C’est à plusieurs fins que je vous écris derechef : 1. pour vous donner avis que monsieur votre fils [2] a changé de logis, et qu’il est mieux nourri et plus soigneusement pansé qu’il n’était chez M. Le Moine ; [3] il est logé avec une blanchisseuse rue de la Harpe [4] chez un chapelier, à la Main fleurie, à la troisième chambre vis-à-vis de la Gibecière, bien près de l’Arbalète. [1] 2. Il se porte mieux, Dieu merci ; sa fièvre ne sait plus tantôt sur quel pied danser : la dernière a avancé de quatre heures, qui est une marque infaillible d’une certaine diminution ; les purgatifs [5] qu’il a pris lui font merveille, mais comme c’est un corps tout atrabilaire [6] où il n’y a presque plus de feu, mais beaucoup de charbon et de cendre pareillement, cuius est indies iugis proventus et perennis generatio, [2] je le purgerai encore ; 3. afin que vous sachiez que j’en aurai soin jusqu’au bout. 4. Pour vous faire connaître que vos intérêts me touchent sensiblement, je vous prie de lui mander et commander comme de vous-même (sans qu’il sache jamais que ceci vienne de ma part) que vous désirez qu’au plus tôt il s’en retourne dans le coche à Troyes. [7] Ce changement d’air tel qu’est le nôtre, i. point trop bon, en son air natal, tout autrement plus pur, lui servira merveilleusement ad averruncandas et delendas reliquias morbi quo antehac laboravit.

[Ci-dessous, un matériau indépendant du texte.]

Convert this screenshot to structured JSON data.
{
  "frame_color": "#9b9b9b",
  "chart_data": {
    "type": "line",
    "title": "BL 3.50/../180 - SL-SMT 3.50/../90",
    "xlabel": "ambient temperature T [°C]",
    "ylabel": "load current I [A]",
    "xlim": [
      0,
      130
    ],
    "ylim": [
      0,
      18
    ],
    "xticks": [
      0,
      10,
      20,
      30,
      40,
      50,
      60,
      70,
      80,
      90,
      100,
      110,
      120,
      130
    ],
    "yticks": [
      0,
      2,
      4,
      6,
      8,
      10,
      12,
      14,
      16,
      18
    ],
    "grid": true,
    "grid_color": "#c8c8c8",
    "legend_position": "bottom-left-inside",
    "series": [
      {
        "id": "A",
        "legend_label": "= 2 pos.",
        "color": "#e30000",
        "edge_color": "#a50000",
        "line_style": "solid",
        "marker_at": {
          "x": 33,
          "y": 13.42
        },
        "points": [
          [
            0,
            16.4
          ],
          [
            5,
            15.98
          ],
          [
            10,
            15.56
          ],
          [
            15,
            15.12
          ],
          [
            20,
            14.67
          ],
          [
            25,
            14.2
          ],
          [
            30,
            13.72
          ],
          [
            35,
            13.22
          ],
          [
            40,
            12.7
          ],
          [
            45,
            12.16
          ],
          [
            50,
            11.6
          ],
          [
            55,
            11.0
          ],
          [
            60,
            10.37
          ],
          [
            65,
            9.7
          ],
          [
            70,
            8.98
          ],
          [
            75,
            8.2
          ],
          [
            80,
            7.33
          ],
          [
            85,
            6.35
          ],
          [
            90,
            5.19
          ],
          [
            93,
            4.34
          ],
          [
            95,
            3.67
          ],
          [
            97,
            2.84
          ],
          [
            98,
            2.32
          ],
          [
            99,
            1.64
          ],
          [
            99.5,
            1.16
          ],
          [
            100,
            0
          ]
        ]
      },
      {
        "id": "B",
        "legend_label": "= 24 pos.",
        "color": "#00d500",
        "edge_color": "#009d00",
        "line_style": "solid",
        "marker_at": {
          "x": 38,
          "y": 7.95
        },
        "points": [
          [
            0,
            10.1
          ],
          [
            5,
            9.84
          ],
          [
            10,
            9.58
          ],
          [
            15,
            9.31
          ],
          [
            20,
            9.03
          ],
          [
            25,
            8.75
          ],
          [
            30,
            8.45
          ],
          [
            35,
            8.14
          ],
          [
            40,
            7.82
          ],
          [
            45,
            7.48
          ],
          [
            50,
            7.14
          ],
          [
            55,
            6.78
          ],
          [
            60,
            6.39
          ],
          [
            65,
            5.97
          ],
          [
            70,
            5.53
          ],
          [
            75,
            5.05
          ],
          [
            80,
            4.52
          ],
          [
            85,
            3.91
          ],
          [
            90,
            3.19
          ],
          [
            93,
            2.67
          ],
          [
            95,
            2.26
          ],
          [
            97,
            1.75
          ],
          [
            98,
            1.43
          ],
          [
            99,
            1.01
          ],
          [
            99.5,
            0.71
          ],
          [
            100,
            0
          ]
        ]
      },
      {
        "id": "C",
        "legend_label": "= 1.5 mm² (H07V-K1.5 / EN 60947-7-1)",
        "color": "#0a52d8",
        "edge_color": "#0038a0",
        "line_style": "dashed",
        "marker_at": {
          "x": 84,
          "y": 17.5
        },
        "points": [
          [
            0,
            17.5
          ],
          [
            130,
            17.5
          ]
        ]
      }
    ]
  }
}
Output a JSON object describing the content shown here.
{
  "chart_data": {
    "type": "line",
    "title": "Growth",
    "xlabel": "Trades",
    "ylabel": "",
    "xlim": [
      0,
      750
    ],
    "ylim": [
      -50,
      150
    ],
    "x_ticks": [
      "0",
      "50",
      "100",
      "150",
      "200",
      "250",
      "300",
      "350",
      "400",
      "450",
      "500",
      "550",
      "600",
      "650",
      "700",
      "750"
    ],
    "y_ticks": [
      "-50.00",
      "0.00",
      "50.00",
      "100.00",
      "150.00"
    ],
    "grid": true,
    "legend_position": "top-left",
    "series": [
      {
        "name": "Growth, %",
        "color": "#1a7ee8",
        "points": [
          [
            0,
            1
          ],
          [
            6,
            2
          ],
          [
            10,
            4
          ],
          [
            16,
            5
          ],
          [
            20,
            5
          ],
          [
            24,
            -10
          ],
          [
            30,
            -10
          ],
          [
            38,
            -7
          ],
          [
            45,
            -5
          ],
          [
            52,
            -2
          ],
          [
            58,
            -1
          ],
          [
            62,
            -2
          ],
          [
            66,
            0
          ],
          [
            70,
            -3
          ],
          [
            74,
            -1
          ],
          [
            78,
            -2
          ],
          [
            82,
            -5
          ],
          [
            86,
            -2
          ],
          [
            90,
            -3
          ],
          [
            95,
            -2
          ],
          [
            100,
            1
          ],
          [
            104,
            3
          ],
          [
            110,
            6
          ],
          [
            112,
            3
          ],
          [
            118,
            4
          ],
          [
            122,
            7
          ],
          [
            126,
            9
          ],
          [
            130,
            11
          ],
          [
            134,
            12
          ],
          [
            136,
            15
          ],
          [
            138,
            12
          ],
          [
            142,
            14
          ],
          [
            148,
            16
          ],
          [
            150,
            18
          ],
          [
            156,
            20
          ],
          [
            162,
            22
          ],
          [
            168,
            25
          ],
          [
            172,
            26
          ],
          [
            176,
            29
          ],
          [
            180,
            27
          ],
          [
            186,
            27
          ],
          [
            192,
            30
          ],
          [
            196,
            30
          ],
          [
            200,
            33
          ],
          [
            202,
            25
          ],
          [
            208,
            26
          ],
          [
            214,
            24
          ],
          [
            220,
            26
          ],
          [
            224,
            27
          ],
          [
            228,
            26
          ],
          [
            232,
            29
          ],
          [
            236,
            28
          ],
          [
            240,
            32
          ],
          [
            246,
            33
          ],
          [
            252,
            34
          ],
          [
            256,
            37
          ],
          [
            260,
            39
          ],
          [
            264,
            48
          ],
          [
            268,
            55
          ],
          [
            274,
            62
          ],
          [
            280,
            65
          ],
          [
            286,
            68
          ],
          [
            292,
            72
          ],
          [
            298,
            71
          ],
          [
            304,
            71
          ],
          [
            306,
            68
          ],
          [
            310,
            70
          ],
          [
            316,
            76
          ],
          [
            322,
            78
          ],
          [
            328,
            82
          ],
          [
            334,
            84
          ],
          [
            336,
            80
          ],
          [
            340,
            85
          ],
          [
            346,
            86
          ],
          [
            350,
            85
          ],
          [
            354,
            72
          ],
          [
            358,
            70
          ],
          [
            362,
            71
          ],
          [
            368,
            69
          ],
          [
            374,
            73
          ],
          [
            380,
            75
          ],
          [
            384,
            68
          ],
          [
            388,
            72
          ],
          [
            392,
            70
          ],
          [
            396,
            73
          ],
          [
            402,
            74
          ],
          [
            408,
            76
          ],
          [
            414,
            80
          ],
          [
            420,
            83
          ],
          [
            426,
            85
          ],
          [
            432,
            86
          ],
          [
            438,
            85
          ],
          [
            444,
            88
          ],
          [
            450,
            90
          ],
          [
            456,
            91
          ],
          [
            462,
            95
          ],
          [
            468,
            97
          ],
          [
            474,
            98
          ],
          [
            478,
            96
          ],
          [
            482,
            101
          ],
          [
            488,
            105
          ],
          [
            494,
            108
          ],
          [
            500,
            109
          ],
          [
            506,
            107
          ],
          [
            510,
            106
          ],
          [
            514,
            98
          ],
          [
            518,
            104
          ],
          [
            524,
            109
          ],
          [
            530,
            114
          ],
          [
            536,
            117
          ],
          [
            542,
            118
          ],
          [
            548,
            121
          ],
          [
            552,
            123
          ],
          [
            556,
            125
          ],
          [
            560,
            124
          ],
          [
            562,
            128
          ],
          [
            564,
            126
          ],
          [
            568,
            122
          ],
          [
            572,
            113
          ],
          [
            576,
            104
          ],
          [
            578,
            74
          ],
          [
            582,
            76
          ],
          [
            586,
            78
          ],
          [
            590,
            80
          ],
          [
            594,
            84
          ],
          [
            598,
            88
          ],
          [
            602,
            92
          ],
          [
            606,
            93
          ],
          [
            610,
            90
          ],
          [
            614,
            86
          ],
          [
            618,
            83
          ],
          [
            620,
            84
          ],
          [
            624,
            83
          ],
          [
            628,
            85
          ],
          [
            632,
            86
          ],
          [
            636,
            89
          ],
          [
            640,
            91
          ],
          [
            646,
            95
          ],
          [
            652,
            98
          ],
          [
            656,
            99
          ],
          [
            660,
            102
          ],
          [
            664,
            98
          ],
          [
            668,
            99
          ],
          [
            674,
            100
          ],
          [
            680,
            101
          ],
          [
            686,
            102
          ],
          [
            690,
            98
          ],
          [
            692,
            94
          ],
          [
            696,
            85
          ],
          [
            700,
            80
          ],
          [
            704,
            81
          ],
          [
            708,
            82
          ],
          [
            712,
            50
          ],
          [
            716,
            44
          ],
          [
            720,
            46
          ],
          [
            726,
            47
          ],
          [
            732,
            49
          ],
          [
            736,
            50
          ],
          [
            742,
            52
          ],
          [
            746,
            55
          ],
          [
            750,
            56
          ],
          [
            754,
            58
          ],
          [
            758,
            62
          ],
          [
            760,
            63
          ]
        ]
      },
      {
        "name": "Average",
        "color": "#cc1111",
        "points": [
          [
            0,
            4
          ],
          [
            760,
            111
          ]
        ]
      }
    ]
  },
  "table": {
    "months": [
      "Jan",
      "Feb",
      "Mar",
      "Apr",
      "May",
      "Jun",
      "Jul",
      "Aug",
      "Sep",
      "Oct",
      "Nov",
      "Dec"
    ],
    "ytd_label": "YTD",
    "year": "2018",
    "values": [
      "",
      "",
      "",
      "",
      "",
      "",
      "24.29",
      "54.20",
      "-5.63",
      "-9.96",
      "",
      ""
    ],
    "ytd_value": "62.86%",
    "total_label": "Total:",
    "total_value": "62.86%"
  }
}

Et ad hoc consilium tibi suggerendum me impellit locus ipse non solum suspectus, sed etiam periculosus : est enim de genere eorum locorum quæ Ædilem metuunt, et in quibus aer ipse convalescentibus et adolescentulis est plurimum perniciosus. [3] Je crois que vous m’entendez bien, sapienti dictum sat est. [4] Retirez-le près de vous au plus tôt, ne si diutius hic moretur, pudendo alio et pernicioso affectu corripiatur. [5] Voilà le meilleur conseil que je vous puisse donner, faites-en votre profit.
M. le maréchal d’Hocquincourt [8] s’en va commander l’armée du roi [9] de 9 000 hommes en Catalogne. [10] M. le maréchal d’Aumont, [11] gouverneur de Boulogne, [12] a refusé d’en aller commander une autre en Savoie [13] pour Pignerol. [14] Les jésuites [15][16] font ici imprimer deux nouveaux livres in‑fo contre les jansénistes, qui valent mieux qu’eux. Je me recommande à vos bonnes grâces, à MM. Camusat, Allen, Blampignon, Sorel, Barat, Maillet et nos autres amis, et suis, Monsieur, votre très humble et obéissant serviteur,
Guy Patin.
De Paris, ce 24e de mai 1653.
Tous les Français qui étaient à Stockholm, chez la reine de Suède, [17][18] sont étourdis du bateau : on leur a donné leur congé pour les folies de Bourdelot [19] qui y était premier médecin. La reine voulait retenir notre bon ami M. Naudé [20] qui y était bibliothécaire, [21] mais il a lui-même demandé son congé, ne voulant plus longtemps demeurer là tout seul. À quelque chose malheur est bon, j’aime mieux qu’il soit ici que là, tout le Nord ne vaut point ce digne personnage. On dit que les Espagnols ont assiégé Rosas. [6][22] On voit ici le cardinal Antonio [23] avec son cordon bleu, [24] et dit-on qu’il s’en va bientôt à Rome en qualité de notre ambassadeur extraordinaire.
Tournez. [7]
Peut-être que monsieur votre fils, allectus aliqua cupidine, [8] vous alléguera quelque excuse, aliquam προφασιν, [9] pour ne pas retourner à Troyes. En ce cas-là faites, si vous le trouvez bon, comme le pape fait aux moines et le général à ses carabins, je dis le général des jésuites aux carabins et aux argoulets [10] du P. Ignace : [25] mandez-lui que vous voulez être obéi d’une obéissance aveugle, qu’il retourne à Troyes. La raison, que vous n’êtes pas obligé d’alléguer, peut être rejetée sur la dépense aut simile quid. [11] Je me recommande à vos bonnes grâces et suis de tout mon cœur, Monsieur, votre très humble et très obéissant serviteur,
Guy Patin.
De Paris, ce samedi 24e de mai 1653.